Выбрать главу

Это была великолепная церемония, и Генрих прошествовал сквозь ряды веселящихся людей с такой наружной грацией и изяществом, что очаровал тысячи своих бешено аплодирующих подданных, но с таким суровым взглядом, который заставил его и так трясущегося государственного секретаря почувствовать почти физическую боль. После первой брачной ночи Кромвель, дрожа, попробовал запустить пробный шар.

— Сир, теперь, я надеюсь, с вами все хорошо?

— Хорошо! — Генрих сейчас скорее напоминал главного плакальщика на поминках, чем счастливого молодожена. — Конечно же, хорошо! — При этом он подделывался под раболепный тон Кромвеля. Но потом его голос возвысился в бессильном гневе: — Я говорил тебе раньше, что она мне не нравится. Теперь она не нравится мне еще больше. — Он пустился в грубое описание недостатков новой жены, облаченное в такие откровенные выражения, что даже огрубевшие щеки Кромвеля покраснели. — А если от нее мне нет пользы по ночам, как я могу коротать с ней часы в дневное время? — раздраженно требовал ответа Генрих. — Ей не о чем говорить со мной, она не прочла ни единой книги и, не дай Бог, еще начнет распевать песни скрипучим голосом, как старая сова!

Кромвель в отчаянии нерешительно проговорил:

— Ваше величество, у леди есть другие… э-э-э… достоинства. Ее вырастили в большом прилежании к домашним делам, весьма искусной в содержании хозяйства, и она превосходно готовит…

Презрительный рев Генриха прервал его речь:

— Пресвятая Богородица, пошли мне терпения! Я просил тебя найти мне жену, а не новую домоправительницу!

И несмотря на все попытки Кранмера и других приверженцев новой веры, которым нравилась королева, Генрих оставался непримиримым в своей нелюбви к ней. Он выбросил ее из своей жизни, насколько это разрешали общепринятые условности, неотступно следя за манящей его ложными надеждами Кэтрин Говард, поддерживаемый Норфолком и другими министрами-католиками. Но во времена всевозможных кризисов у короля Господь, с которым он шел по жизни рука об руку, всегда протягивал ему эту руку помощи. Сейчас выход из тупика был найден, когда ссора между Францией и Испанией вспыхнула с новой силой, и опять они вцепились друг другу в глотки, забыв о договоре перемирия.

Теперь император был весьма заинтересован в дружбе с Англией и выдвинул мирные предложения, за которые Генрих ухватился как за спасательный круг. Отказаться от этих безбожных союзников-лютеран, врагов императора? Господи, ну конечно же, Генрих так и сделает. Он никогда сам не стремился к договору с ними и не хотел для себя жену из их рядов. За подобное вероломство несет ответственность его министр Кромвель. Кромвель должен уйти и королева-лютеранка вместе с ним. Освобожденный теперь от каких-либо обязательств, он с легкостью добился от Анны согласия на расторжение брака на вполне законном основании, что он якобы оказался неподходящим партнером в браке и что супружеских отношений между ними так и не было. Бедная Анна, проведшая самые несчастные и унизительные месяцы своей жизни в качестве королевы Англии, упала в обморок при виде делегации советников, пришедших объявить ей, что ее брак признан недействительным. Ее воспаленное воображение уже представляло немедленный арест, путь вниз по Темзе к Тауэру, сцену рано утром, когда ее поведут, чтобы она отдала свою голову палачу, подобно ее предшественнице и тезке. Когда же она пришла в сознание и ей сказали, что Генрих готов с настоящего момента считать ее своей любимой сестрой, что Ричмондский дворец в ее полном распоряжении и что ей будут выплачивать достойное содержание, явная радость Анны от ее освобождения от оков брака потрясла даже видавших виды советников.
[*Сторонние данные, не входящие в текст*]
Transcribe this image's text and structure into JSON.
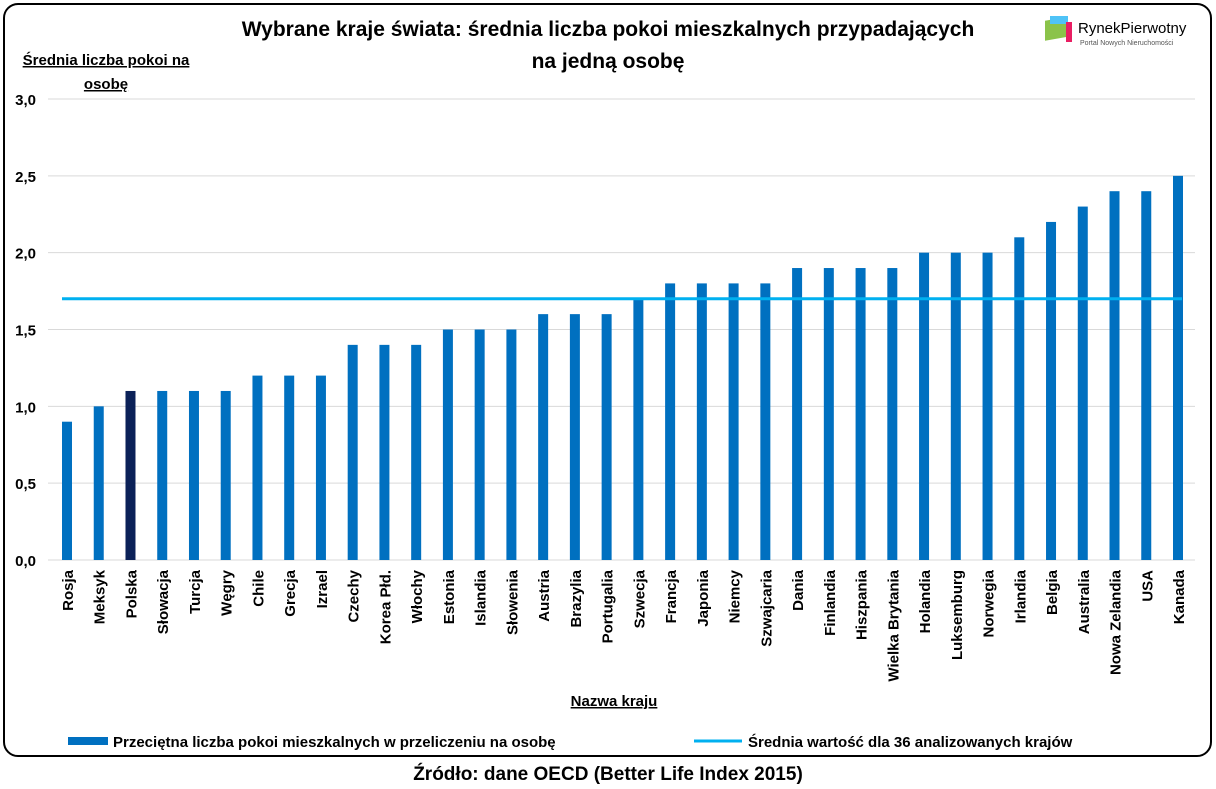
{
  "chart_data": {
    "type": "bar",
    "title_line1": "Wybrane kraje świata: średnia liczba pokoi mieszkalnych przypadających",
    "title_line2": "na jedną osobę",
    "ylabel_line1": "Średnia liczba pokoi na",
    "ylabel_line2": "osobę",
    "xlabel": "Nazwa kraju",
    "ylim": [
      0,
      3
    ],
    "yticks": [
      "0,0",
      "0,5",
      "1,0",
      "1,5",
      "2,0",
      "2,5",
      "3,0"
    ],
    "grid": true,
    "categories": [
      "Rosja",
      "Meksyk",
      "Polska",
      "Słowacja",
      "Turcja",
      "Węgry",
      "Chile",
      "Grecja",
      "Izrael",
      "Czechy",
      "Korea Płd.",
      "Włochy",
      "Estonia",
      "Islandia",
      "Słowenia",
      "Austria",
      "Brazylia",
      "Portugalia",
      "Szwecja",
      "Francja",
      "Japonia",
      "Niemcy",
      "Szwajcaria",
      "Dania",
      "Finlandia",
      "Hiszpania",
      "Wielka Brytania",
      "Holandia",
      "Luksemburg",
      "Norwegia",
      "Irlandia",
      "Belgia",
      "Australia",
      "Nowa Zelandia",
      "USA",
      "Kanada"
    ],
    "series": [
      {
        "name": "Przeciętna liczba pokoi mieszkalnych w przeliczeniu na osobę",
        "type": "bar",
        "color": "#0070C0",
        "highlight_color": "#0B2158",
        "highlight": "Polska",
        "values": [
          0.9,
          1.0,
          1.1,
          1.1,
          1.1,
          1.1,
          1.2,
          1.2,
          1.2,
          1.4,
          1.4,
          1.4,
          1.5,
          1.5,
          1.5,
          1.6,
          1.6,
          1.6,
          1.7,
          1.8,
          1.8,
          1.8,
          1.8,
          1.9,
          1.9,
          1.9,
          1.9,
          2.0,
          2.0,
          2.0,
          2.1,
          2.2,
          2.3,
          2.4,
          2.4,
          2.5
        ]
      },
      {
        "name": "Średnia wartość dla 36 analizowanych krajów",
        "type": "line",
        "color": "#00B0F0",
        "value": 1.7
      }
    ],
    "legend_position": "bottom",
    "source": "Źródło: dane OECD (Better Life Index 2015)"
  },
  "logo": {
    "name": "RynekPierwotny",
    "tagline": "Portal Nowych Nieruchomości"
  }
}
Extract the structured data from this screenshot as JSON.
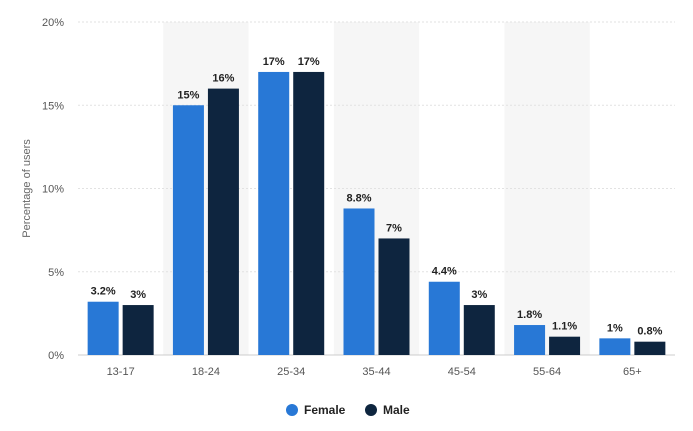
{
  "chart_data": {
    "type": "bar",
    "title": "",
    "xlabel": "",
    "ylabel": "Percentage of users",
    "ylim": [
      0,
      20
    ],
    "y_ticks": [
      0,
      5,
      10,
      15,
      20
    ],
    "y_tick_labels": [
      "0%",
      "5%",
      "10%",
      "15%",
      "20%"
    ],
    "categories": [
      "13-17",
      "18-24",
      "25-34",
      "35-44",
      "45-54",
      "55-64",
      "65+"
    ],
    "series": [
      {
        "name": "Female",
        "color": "#2878d6",
        "values": [
          3.2,
          15,
          17,
          8.8,
          4.4,
          1.8,
          1
        ],
        "labels": [
          "3.2%",
          "15%",
          "17%",
          "8.8%",
          "4.4%",
          "1.8%",
          "1%"
        ]
      },
      {
        "name": "Male",
        "color": "#0e253f",
        "values": [
          3,
          16,
          17,
          7,
          3,
          1.1,
          0.8
        ],
        "labels": [
          "3%",
          "16%",
          "17%",
          "7%",
          "3%",
          "1.1%",
          "0.8%"
        ]
      }
    ],
    "grid": true,
    "legend_position": "bottom"
  }
}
Было по меньшей мере неприлично для любой женщины, удостоившейся чести стать супругой их короля, выражать столь неприкрытое облегчение при своем освобождении от него! Несчастная Екатерина Арагонская умерла от разбитого сердца, до последнего вздоха не желая отказываться от Генриха. Но здравый смысл Анны Клевской подсказывал ей, что она оказалась самой счастливой из жен короля, как прошлых, так и тех, что у него еще будут. Теперь она могла вести собственную достойную и обеспеченную жизнь, на которую больше не будут тяжким грузом давить его личность и непомерные требования. А главное, она будет в безопасности и может надеяться на спокойную смерть в один прекрасный день в своей постели. Ибо, как бы бессердечно Генрих ни поступал со своими женами, его «сестры» занимали в его сознании особое положение, становясь как бы частью его семьи. Так что Кромвель оказался единственной жертвой, принесенной ради умиротворения императора.